Crítica: Garota Exemplar


David Fincher, definitivamente, é um mestre do suspense. Desde o início de sua carreira, com o desastroso “Alien 3”, ele já provocava tensão no espectador. Se no filme do alienígena boa parte do seu material gravado foi descartado pelo estúdio, em “Seven - Os Sete Pecados Capitais” ele atingiu a consagração como um dos diretores mais promissores dos anos 90. Cumpriu sua promessa.

Lançou “Vidas em Jogo” e “O Quarto do Pânico”, dois longas-metragens de roer as unhas. Com “Zodíaco”, mais uma vez, abordou o universo de um serial killer. Após essa experiência, seu nome foi o mais indicado para adaptar o bestseller “Millennium - Os Homens que não Amavam as Mulheres”, sobre a investigação de um crime sem solução há mais de 40 anos.

Se o suspense permeou os principais filmes de sua carreira (até o “Clube da Luta” possui uma dose de mistério e tensão), o novo projeto do diretor só poderia ser um caprichado quebra-cabeças. Em “Garota Exemplar”, Fincher adapta mais uma obra literária para o cinema e utiliza a atmosfera sufocante para contar a história do marido (Ben Aflleck) que chega em casa e descobre que sua esposa desapareceu.

A partir dessa premissa, a trama envereda por várias searas do relacionamento do casal: as constantes brigas, a complicada situação financeira, o ex-namorado obsessivo dela e a jovem amante dele. Ou seja, a vida perfeita de Nick e Amy é pura fachada. O casamento em frangalhos torna-se o foco dessa primeira parte, que aos poucos apresenta como principal suspeito do crime o próprio marido.

Porém, na metade de “Garota Exemplar”, rompe-se com essa estrutura narrativa e ocorre o grande turning point do projeto. Surpreendente e talvez um pouco mirabolante. A partir desse momento, o filme dedica-se a cuidar da reviravolta e de suas consequências. Fincher, como bom arquiteto do suspense, empenha-se em convencer a plateia da sua proposta. E o roteiro a leva além dos limites imagináveis.

É esse pulso firme do cineasta, com uma direção segura e classuda, que torna o projeto sólido, mantido pela tensão e curiosidade latente.
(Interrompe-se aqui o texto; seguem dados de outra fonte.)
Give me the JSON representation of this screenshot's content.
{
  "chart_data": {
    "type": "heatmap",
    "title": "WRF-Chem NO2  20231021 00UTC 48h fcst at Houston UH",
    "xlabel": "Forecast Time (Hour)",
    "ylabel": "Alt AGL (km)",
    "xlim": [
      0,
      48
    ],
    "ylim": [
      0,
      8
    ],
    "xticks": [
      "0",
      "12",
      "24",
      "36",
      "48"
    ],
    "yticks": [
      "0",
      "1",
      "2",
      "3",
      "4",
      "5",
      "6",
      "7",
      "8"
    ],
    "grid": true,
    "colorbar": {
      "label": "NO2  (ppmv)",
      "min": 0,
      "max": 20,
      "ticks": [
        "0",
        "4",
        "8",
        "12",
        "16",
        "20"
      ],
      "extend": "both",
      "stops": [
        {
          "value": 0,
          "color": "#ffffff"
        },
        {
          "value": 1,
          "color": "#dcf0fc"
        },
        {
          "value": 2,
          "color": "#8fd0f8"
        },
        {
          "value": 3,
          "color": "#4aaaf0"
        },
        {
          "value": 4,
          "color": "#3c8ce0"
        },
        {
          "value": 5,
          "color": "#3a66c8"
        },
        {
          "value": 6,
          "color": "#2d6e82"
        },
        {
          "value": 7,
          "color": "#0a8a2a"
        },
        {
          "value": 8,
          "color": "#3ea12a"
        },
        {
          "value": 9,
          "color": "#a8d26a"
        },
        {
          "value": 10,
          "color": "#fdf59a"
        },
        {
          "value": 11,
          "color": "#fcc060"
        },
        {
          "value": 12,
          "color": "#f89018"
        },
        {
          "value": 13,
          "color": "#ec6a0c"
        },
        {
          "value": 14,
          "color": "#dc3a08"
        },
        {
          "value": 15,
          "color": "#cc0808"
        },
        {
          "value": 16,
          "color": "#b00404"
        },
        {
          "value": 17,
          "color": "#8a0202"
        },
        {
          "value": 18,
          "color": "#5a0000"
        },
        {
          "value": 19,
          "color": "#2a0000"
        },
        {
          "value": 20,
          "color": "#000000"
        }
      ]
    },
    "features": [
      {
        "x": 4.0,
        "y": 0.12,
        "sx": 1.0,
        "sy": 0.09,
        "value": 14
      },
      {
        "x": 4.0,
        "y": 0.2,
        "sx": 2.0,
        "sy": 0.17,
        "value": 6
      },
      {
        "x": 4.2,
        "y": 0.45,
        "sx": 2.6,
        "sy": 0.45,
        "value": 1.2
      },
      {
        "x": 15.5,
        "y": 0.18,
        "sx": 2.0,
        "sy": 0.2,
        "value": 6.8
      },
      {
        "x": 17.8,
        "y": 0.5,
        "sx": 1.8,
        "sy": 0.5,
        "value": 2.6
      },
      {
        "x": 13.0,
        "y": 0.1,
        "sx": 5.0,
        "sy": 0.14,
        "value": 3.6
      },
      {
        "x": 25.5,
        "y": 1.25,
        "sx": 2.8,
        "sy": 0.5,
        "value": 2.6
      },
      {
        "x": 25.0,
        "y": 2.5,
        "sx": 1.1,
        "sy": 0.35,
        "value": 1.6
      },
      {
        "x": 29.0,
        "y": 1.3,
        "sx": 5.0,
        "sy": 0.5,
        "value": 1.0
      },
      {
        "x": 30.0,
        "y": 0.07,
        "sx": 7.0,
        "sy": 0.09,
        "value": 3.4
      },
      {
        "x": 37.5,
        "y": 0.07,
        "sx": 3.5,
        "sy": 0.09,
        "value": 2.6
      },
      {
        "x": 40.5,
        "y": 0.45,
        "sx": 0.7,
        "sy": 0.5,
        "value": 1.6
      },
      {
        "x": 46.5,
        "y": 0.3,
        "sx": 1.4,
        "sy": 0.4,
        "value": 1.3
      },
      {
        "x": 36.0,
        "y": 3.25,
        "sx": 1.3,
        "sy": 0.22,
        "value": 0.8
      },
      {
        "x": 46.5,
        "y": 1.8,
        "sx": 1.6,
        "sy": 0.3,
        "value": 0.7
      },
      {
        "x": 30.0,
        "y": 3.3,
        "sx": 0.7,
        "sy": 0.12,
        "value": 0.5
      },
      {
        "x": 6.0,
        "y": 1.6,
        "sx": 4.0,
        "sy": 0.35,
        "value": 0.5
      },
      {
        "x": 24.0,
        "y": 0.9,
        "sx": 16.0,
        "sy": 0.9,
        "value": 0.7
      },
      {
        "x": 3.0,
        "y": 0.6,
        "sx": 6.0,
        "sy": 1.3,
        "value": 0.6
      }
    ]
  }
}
Exatamente a mesma receita de suas produções anteriores, aprimorada ainda mais no primeiro capítulo da série “Millennium”. Uma fórmula infalível até mesmo para a extensa duração de 150 minutos, que em nenhum momento apresenta sinais de cansaço.

Somado a essa aula de como conduzir uma narrativa policial, Fincher recebe em troca atuações a altura. Ben Affleck, competente como de costume, provoca dúvidas quanto a sua personalidade, sem cair numa caricatura. Enquanto isso, Rosamund Pike, escolha irrevogável do diretor, surpreende com delicadeza e força assustadora para uma figura instável. O time de apoio, como a irmã de Nick (Carrie Coon), o advogado (Tyler Perry) a policial responsável pela investigação (Kim Dickens) e os pais de Amy (David Clennon e Lisa Banes), oferece ainda mais auteticidade para esse universo tipicamente americano.

Por todos estes méritos, Garota exemplar é um engenhoso suspense que, ao lado de produções como “Os suspeitos (Prisioners)”, apresenta-se como o melhor do gênero atualmente. Suas chances ao Oscar são altas, principalmente em direção, elenco e roteiro. Como resposta, o público compareceu aos cinemas e tornou o filme a maior bilheteria do cineasta nos Estados Unidos, superando “O Curioso Caso de Benjamin Button”, um dos raros dramas de sua carreira.